アシェリーとネフィが愛憎ルートのみアフィーリアを好きだったように、ベルベットもアフィーリアが好きだった。二人との違いは決してアイリーンを愛する事は無かった点。いや、二人に関しても心の底からアイリーンを愛していたかと聞かれると微妙。

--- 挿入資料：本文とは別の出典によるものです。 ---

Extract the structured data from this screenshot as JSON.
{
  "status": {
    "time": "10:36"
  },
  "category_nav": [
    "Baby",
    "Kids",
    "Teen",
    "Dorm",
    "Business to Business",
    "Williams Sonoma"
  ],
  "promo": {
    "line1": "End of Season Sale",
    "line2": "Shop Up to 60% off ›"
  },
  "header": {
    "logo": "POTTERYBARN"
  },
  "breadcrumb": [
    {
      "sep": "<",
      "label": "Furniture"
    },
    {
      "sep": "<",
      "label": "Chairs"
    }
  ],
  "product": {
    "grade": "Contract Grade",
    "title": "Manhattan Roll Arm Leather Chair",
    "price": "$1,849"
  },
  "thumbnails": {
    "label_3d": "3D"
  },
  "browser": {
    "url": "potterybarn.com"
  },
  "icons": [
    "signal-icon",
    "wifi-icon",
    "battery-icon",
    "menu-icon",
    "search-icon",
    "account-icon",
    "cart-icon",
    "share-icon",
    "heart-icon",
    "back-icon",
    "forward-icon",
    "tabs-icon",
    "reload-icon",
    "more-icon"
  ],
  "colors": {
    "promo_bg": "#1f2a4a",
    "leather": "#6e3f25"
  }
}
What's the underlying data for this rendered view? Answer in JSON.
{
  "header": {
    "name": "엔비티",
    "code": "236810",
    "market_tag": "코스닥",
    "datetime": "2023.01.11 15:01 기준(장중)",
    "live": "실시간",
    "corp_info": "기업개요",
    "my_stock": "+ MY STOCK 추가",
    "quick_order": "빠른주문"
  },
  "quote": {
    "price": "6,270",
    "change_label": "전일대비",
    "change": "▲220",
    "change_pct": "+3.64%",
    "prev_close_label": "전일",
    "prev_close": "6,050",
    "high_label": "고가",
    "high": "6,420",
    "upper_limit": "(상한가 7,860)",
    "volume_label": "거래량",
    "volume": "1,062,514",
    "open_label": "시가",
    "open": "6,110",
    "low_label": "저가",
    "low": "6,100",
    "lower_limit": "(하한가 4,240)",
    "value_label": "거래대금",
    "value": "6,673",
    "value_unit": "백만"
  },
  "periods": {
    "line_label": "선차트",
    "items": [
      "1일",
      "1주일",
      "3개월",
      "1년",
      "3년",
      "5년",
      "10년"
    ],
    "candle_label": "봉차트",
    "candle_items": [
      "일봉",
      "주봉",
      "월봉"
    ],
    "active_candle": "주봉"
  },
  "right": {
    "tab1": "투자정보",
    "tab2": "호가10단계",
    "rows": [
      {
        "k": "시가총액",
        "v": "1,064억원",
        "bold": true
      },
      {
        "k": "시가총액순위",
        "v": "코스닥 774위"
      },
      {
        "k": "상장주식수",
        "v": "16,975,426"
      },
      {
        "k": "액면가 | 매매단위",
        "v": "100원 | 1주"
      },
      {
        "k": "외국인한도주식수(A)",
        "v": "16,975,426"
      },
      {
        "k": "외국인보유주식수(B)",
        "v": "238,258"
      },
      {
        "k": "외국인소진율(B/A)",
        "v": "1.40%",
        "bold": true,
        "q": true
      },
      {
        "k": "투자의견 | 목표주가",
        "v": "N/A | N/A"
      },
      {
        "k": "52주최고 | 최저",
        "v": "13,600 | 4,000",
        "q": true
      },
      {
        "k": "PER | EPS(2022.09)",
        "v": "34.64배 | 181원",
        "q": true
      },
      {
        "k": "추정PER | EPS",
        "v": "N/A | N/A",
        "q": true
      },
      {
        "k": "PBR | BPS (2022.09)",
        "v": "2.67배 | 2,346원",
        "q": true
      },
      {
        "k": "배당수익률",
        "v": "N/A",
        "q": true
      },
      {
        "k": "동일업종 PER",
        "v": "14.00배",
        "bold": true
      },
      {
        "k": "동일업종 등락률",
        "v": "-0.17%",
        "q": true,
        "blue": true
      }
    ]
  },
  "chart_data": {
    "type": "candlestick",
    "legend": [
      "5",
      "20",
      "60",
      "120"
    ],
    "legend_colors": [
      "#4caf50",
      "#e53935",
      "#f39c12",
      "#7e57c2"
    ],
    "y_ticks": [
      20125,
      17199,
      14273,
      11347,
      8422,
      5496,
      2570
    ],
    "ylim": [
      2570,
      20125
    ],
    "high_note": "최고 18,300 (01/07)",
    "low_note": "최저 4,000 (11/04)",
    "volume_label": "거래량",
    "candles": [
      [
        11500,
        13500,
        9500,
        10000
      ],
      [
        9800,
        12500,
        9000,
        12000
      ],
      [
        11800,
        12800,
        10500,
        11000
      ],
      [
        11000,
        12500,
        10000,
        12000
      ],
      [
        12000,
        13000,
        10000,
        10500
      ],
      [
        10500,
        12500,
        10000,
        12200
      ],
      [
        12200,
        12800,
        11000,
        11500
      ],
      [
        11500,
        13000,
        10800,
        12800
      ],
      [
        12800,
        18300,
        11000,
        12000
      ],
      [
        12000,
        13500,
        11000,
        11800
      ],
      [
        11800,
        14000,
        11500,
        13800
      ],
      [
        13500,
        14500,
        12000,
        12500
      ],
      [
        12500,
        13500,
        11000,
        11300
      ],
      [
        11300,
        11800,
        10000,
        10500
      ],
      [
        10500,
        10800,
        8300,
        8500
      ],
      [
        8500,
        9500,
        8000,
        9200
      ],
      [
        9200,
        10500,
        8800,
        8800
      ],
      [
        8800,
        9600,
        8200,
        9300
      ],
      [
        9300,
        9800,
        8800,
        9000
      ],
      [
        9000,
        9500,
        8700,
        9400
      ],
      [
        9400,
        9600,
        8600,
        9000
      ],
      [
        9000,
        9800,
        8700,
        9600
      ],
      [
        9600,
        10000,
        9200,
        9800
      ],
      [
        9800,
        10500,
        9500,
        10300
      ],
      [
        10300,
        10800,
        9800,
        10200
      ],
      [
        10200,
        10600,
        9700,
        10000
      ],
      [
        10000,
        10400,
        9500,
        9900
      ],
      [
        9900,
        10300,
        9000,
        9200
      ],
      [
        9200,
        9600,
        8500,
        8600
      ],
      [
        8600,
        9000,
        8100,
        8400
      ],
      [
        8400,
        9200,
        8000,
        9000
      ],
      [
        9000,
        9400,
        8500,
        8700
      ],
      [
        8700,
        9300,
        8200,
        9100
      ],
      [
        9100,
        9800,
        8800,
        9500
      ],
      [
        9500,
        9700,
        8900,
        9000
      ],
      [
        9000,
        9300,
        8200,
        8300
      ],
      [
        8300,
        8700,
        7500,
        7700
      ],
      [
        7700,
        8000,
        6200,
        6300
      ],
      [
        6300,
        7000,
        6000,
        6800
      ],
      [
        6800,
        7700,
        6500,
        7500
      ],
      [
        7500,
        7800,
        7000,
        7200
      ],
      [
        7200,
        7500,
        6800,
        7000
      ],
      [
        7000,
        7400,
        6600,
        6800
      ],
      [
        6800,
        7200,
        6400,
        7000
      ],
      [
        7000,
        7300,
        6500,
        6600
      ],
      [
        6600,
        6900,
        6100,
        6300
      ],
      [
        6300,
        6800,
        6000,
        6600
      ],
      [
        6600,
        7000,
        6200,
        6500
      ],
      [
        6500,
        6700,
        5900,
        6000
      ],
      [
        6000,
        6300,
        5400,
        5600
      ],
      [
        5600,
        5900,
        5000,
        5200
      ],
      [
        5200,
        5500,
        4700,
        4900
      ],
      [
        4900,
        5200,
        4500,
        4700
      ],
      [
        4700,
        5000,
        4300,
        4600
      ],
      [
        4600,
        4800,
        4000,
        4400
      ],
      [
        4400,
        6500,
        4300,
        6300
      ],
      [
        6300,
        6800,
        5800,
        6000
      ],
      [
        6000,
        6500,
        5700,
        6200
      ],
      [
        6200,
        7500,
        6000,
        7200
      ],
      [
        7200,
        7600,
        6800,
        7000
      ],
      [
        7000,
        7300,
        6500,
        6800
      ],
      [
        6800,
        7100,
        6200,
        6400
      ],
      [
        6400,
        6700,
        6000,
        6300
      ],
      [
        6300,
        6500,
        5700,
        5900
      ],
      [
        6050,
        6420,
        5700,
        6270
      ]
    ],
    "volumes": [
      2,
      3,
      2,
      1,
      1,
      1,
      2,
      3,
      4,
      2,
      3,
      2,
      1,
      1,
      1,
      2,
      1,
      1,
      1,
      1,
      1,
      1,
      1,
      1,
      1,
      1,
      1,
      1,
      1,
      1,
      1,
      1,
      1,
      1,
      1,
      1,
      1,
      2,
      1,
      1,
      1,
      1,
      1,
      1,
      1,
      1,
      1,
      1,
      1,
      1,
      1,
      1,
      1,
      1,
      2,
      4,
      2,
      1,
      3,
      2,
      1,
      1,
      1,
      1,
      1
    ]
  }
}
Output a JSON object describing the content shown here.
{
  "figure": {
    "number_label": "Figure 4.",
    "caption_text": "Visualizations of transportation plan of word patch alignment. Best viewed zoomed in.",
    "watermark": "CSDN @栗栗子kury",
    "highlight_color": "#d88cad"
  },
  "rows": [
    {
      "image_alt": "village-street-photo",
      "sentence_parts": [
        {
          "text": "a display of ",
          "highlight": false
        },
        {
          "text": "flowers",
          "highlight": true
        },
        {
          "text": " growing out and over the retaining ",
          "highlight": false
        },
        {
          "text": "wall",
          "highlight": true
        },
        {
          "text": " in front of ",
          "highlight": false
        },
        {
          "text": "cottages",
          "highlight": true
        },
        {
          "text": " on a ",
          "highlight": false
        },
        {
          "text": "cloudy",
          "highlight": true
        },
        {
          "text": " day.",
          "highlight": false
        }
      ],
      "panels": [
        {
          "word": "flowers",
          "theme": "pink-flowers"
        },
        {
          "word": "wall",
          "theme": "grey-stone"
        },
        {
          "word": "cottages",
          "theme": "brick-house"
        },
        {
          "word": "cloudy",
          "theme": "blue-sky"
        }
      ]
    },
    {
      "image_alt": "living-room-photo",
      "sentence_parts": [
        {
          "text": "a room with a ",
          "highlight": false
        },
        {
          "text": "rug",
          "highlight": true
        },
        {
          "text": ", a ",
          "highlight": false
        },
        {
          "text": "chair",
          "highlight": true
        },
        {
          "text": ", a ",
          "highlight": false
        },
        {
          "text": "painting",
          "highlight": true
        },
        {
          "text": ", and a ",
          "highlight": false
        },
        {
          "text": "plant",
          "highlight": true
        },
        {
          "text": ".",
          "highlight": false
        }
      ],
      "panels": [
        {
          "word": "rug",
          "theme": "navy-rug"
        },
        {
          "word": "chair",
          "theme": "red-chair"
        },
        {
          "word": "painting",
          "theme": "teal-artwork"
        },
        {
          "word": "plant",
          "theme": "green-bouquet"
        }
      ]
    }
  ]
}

結局、真にアイリーンが愛されるのはユーリの場合は両ルート、他は純愛だけ。
「……なんだかな」
「どうしたの」
心の声にしていた筈なのに、うっかりと口に出してしまっていたらしく、不思議そうに見て来るベルベットに何でもないと首を振って何も載せなかったバケットを食べた。
「決めた」
「何を?」とウアリウス。
「朝食が終わったら魔界に戻るから、一時的に鍵を開けてほしいの」
私の発言に三人の表情が固まった。
一切、魔界に帰る気のなかった私のこの発言だ。無理もない。
「どうしたの?急に」
「このまま、アイリーンに泣かれ続けたらユーリやハイネ、母様だって気が休まらない。なら、一度私が魔界に戻って改めて今後一切魔界に戻らないってアイリーンに話す」
「納得するかな?」
「……しないと思う。それでも、アイリーンに話すよ」
「折角、決意したところ悪いけれど魔界には帰せないよ」
「なんで?」
シルヴァ公爵に対しては扉の鍵を開けるとか言っていたくにせ?私となると駄目なのはどうしてと訊ねたら……。
「魔界で千年に一度の『虚』がもう間もなく訪れる」
「なんと……もうその時期でしたか……」
『虚』?初めて聞いた言葉に私やベルベットが興味を示すとウアリウスは「簡単に言うとね、魔界に住む悪魔達の力が極端に弱くなる期間を言うんだ」と話された。
魔力では私が勝っても、純粋な腕力では到底敵わない。魔界に戻っている間に『虚』の期間に入ってしまうと捕らえられてしまい、最悪魔界からの脱走を阻止するべく魔力封じを施される可能性があるとウアリウスに言われ、想像したせいで身震いが起きた。